La tecnica con cui Oriana Fallaci conduceva le interviste era per l’epoca molto innovativa e la resero nota e apprezzata in tutto il mondo. In molti l’hanno paragonata a quella di un vero e proprio interrogatorio; le domande venivano preparate e studiate a tavolino nei minimi dettagli, registrate, e poi scritte e riscritte più volte, smontate e poi rimontate. Erano lontane – e per questo criticate da alcuni – dal cosiddetto giornalismo oggettivo e sempre filtrate dalle proprie posizioni e ideologie («Per esser buona un’intervista deve infilarsi, affondarsi, nel cuore dell’intervistato», dirà nel 2004 in “Oriana Fallaci intervista sé stessa – L’Apocalisse”). Ventisei di queste interviste furono raccolte nel 1974 in “Intervista con la storia”, edito da Rizzoli, diventato a quel punto il suo editore di riferimento.
Negli anni Settanta Oriana Fallaci pubblicò altri due libri: “Lettera a un bambino mai nato” (1975), proprio mentre in Italia si discuteva di legge sull’aborto, e “Un uomo” (1979). Entrambi parlavano di lei, dei suoi due aborti spontanei e del suo rapporto con Alexandros Panagulis, conosciuto come Alekos, uno dei leader della Resistenza greca alla dittatura dei Colonnelli che fu per per tre anni il suo compagno. 

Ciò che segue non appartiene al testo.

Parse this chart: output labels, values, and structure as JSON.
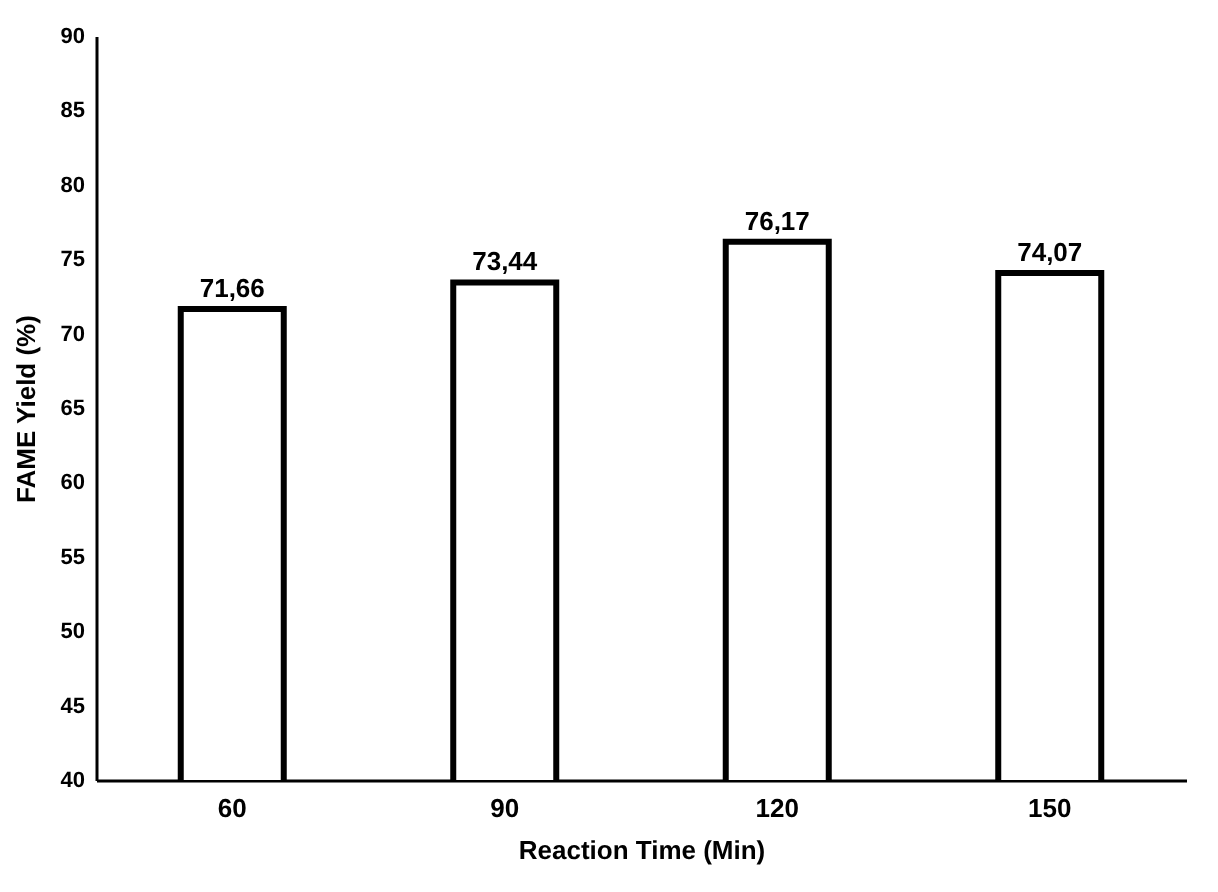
{
  "chart_data": {
    "type": "bar",
    "xlabel": "Reaction Time (Min)",
    "ylabel": "FAME Yield (%)",
    "categories": [
      "60",
      "90",
      "120",
      "150"
    ],
    "values": [
      71.66,
      73.44,
      76.17,
      74.07
    ],
    "value_labels": [
      "71,66",
      "73,44",
      "76,17",
      "74,07"
    ],
    "color": "#ffffff",
    "ylim": [
      40,
      90
    ],
    "yticks": [
      40,
      45,
      50,
      55,
      60,
      65,
      70,
      75,
      80,
      85,
      90
    ],
    "grid": false
  }
}
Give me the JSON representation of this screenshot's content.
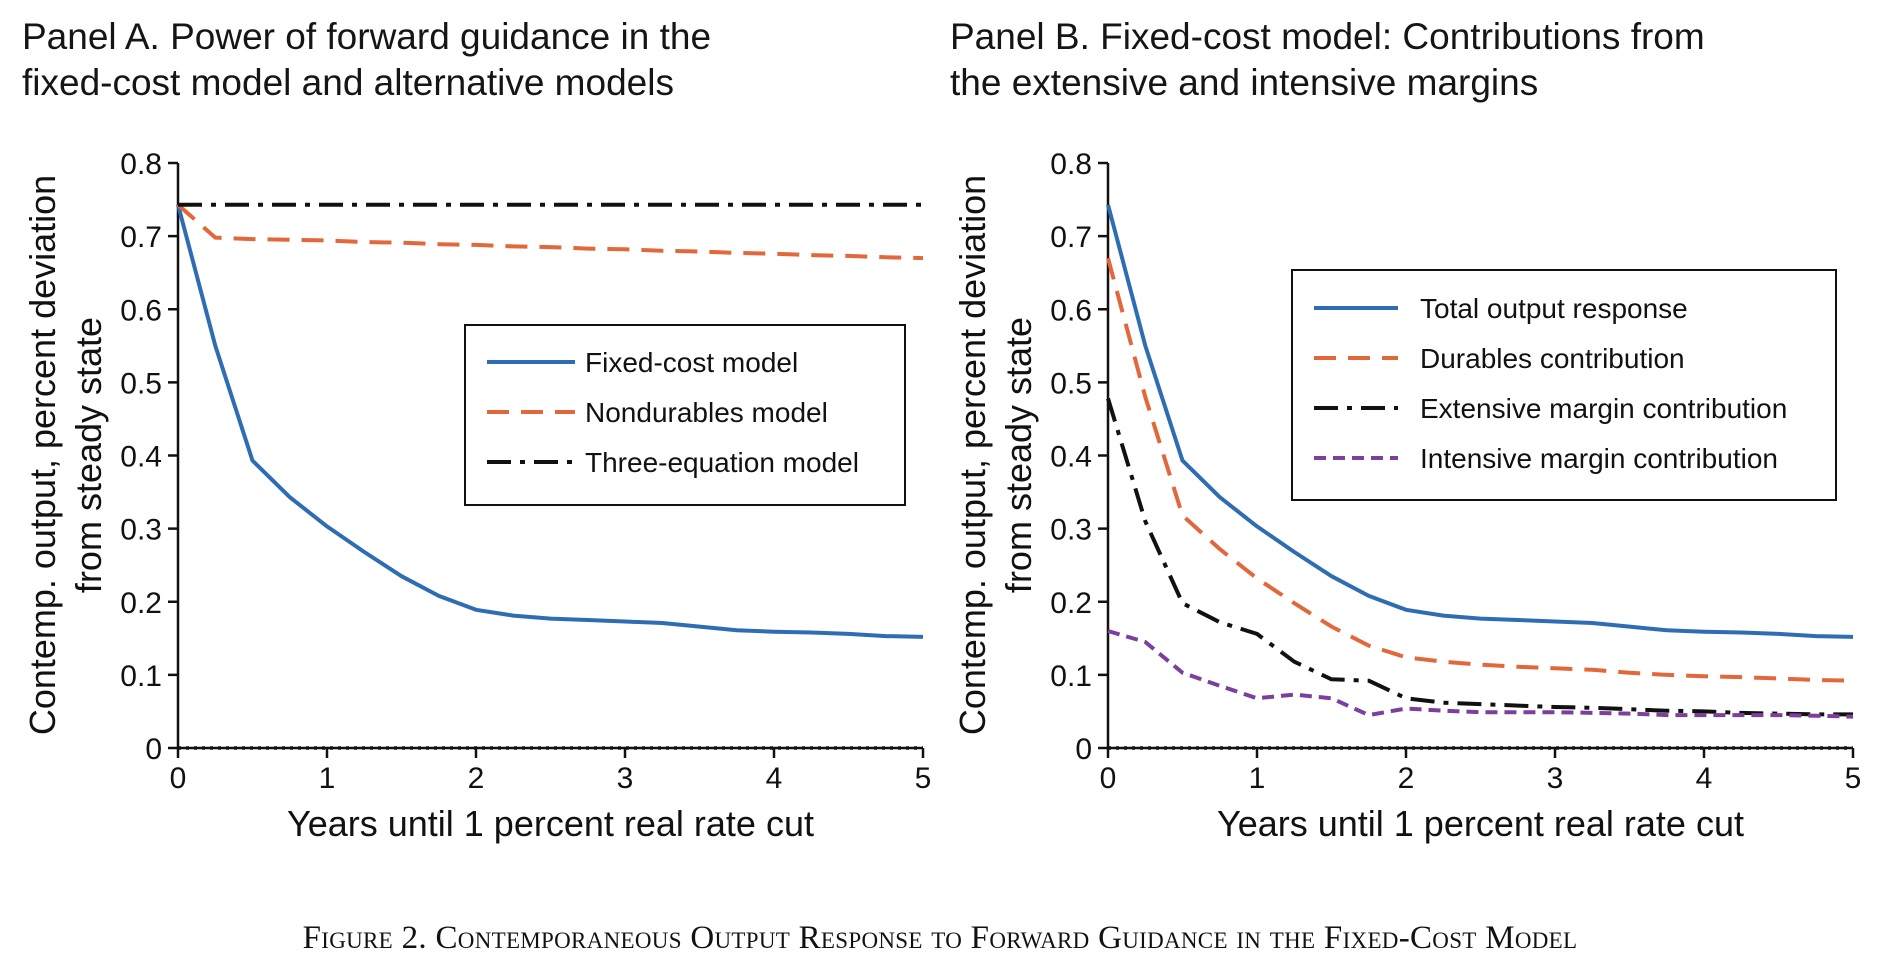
{
  "figure": {
    "caption": "Figure 2. Contemporaneous Output Response to Forward Guidance in the Fixed-Cost Model"
  },
  "colors": {
    "blue": "#2e6db4",
    "orange": "#e2673a",
    "black": "#111111",
    "purple": "#7c3f9e"
  },
  "chart_data": [
    {
      "type": "line",
      "title_lines": [
        "Panel A. Power of forward guidance in the",
        "fixed-cost model and alternative models"
      ],
      "xlabel": "Years until 1 percent real rate cut",
      "ylabel_lines": [
        "Contemp. output, percent deviation",
        "from steady state"
      ],
      "xlim": [
        0,
        5
      ],
      "ylim": [
        0,
        0.8
      ],
      "xticks": [
        0,
        1,
        2,
        3,
        4,
        5
      ],
      "yticks": [
        0,
        0.1,
        0.2,
        0.3,
        0.4,
        0.5,
        0.6,
        0.7,
        0.8
      ],
      "ytick_labels": [
        "0",
        "0.1",
        "0.2",
        "0.3",
        "0.4",
        "0.5",
        "0.6",
        "0.7",
        "0.8"
      ],
      "grid": false,
      "legend_position": "center-right",
      "zero_line": "dotted",
      "x": [
        0,
        0.25,
        0.5,
        0.75,
        1,
        1.25,
        1.5,
        1.75,
        2,
        2.25,
        2.5,
        2.75,
        3,
        3.25,
        3.5,
        3.75,
        4,
        4.25,
        4.5,
        4.75,
        5
      ],
      "series": [
        {
          "name": "Fixed-cost model",
          "color": "#2e6db4",
          "style": "solid",
          "values": [
            0.743,
            0.55,
            0.393,
            0.343,
            0.303,
            0.268,
            0.235,
            0.208,
            0.189,
            0.181,
            0.177,
            0.175,
            0.173,
            0.171,
            0.166,
            0.161,
            0.159,
            0.158,
            0.156,
            0.153,
            0.152
          ]
        },
        {
          "name": "Nondurables model",
          "color": "#e2673a",
          "style": "dashed",
          "values": [
            0.743,
            0.698,
            0.696,
            0.695,
            0.694,
            0.692,
            0.691,
            0.689,
            0.688,
            0.686,
            0.685,
            0.683,
            0.682,
            0.68,
            0.679,
            0.677,
            0.676,
            0.674,
            0.673,
            0.671,
            0.67
          ]
        },
        {
          "name": "Three-equation model",
          "color": "#111111",
          "style": "dashdot",
          "values": [
            0.743,
            0.743,
            0.743,
            0.743,
            0.743,
            0.743,
            0.743,
            0.743,
            0.743,
            0.743,
            0.743,
            0.743,
            0.743,
            0.743,
            0.743,
            0.743,
            0.743,
            0.743,
            0.743,
            0.743,
            0.743
          ]
        }
      ]
    },
    {
      "type": "line",
      "title_lines": [
        "Panel B. Fixed-cost model: Contributions from",
        "the extensive and intensive margins"
      ],
      "xlabel": "Years until 1 percent real rate cut",
      "ylabel_lines": [
        "Contemp. output, percent deviation",
        "from steady state"
      ],
      "xlim": [
        0,
        5
      ],
      "ylim": [
        0,
        0.8
      ],
      "xticks": [
        0,
        1,
        2,
        3,
        4,
        5
      ],
      "yticks": [
        0,
        0.1,
        0.2,
        0.3,
        0.4,
        0.5,
        0.6,
        0.7,
        0.8
      ],
      "ytick_labels": [
        "0",
        "0.1",
        "0.2",
        "0.3",
        "0.4",
        "0.5",
        "0.6",
        "0.7",
        "0.8"
      ],
      "grid": false,
      "legend_position": "top-right",
      "zero_line": "dotted",
      "x": [
        0,
        0.25,
        0.5,
        0.75,
        1,
        1.25,
        1.5,
        1.75,
        2,
        2.25,
        2.5,
        2.75,
        3,
        3.25,
        3.5,
        3.75,
        4,
        4.25,
        4.5,
        4.75,
        5
      ],
      "series": [
        {
          "name": "Total output response",
          "color": "#2e6db4",
          "style": "solid",
          "values": [
            0.743,
            0.55,
            0.393,
            0.343,
            0.303,
            0.268,
            0.235,
            0.208,
            0.189,
            0.181,
            0.177,
            0.175,
            0.173,
            0.171,
            0.166,
            0.161,
            0.159,
            0.158,
            0.156,
            0.153,
            0.152
          ]
        },
        {
          "name": "Durables contribution",
          "color": "#e2673a",
          "style": "dashed",
          "values": [
            0.67,
            0.48,
            0.318,
            0.272,
            0.232,
            0.198,
            0.166,
            0.14,
            0.124,
            0.118,
            0.114,
            0.111,
            0.109,
            0.107,
            0.103,
            0.1,
            0.098,
            0.097,
            0.095,
            0.093,
            0.092
          ]
        },
        {
          "name": "Extensive margin contribution",
          "color": "#111111",
          "style": "dashdot",
          "values": [
            0.478,
            0.31,
            0.198,
            0.172,
            0.156,
            0.118,
            0.094,
            0.092,
            0.068,
            0.062,
            0.06,
            0.058,
            0.056,
            0.055,
            0.053,
            0.051,
            0.05,
            0.048,
            0.047,
            0.046,
            0.046
          ]
        },
        {
          "name": "Intensive margin contribution",
          "color": "#7c3f9e",
          "style": "dashed-fine",
          "values": [
            0.16,
            0.145,
            0.103,
            0.085,
            0.068,
            0.073,
            0.068,
            0.045,
            0.054,
            0.051,
            0.049,
            0.049,
            0.049,
            0.048,
            0.047,
            0.045,
            0.045,
            0.045,
            0.045,
            0.044,
            0.043
          ]
        }
      ]
    }
  ]
}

Alekos era stato incarcerato nel 1968 dopo un attentato fallito a Papadòpoulos. Dopo la liberazione Oriana Fallaci lo incontrò, lo intervistò e se ne innamorò. Nel maggio del 1976 Alekos morì ad Atene in un incidente automobilistico le cui cause non furono chiarite: si pensò a un complotto, sul quale la Fallaci indagò per molto tempo. I libri nati in quegli anni furono tradotti e pubblicati in tutto il mondo.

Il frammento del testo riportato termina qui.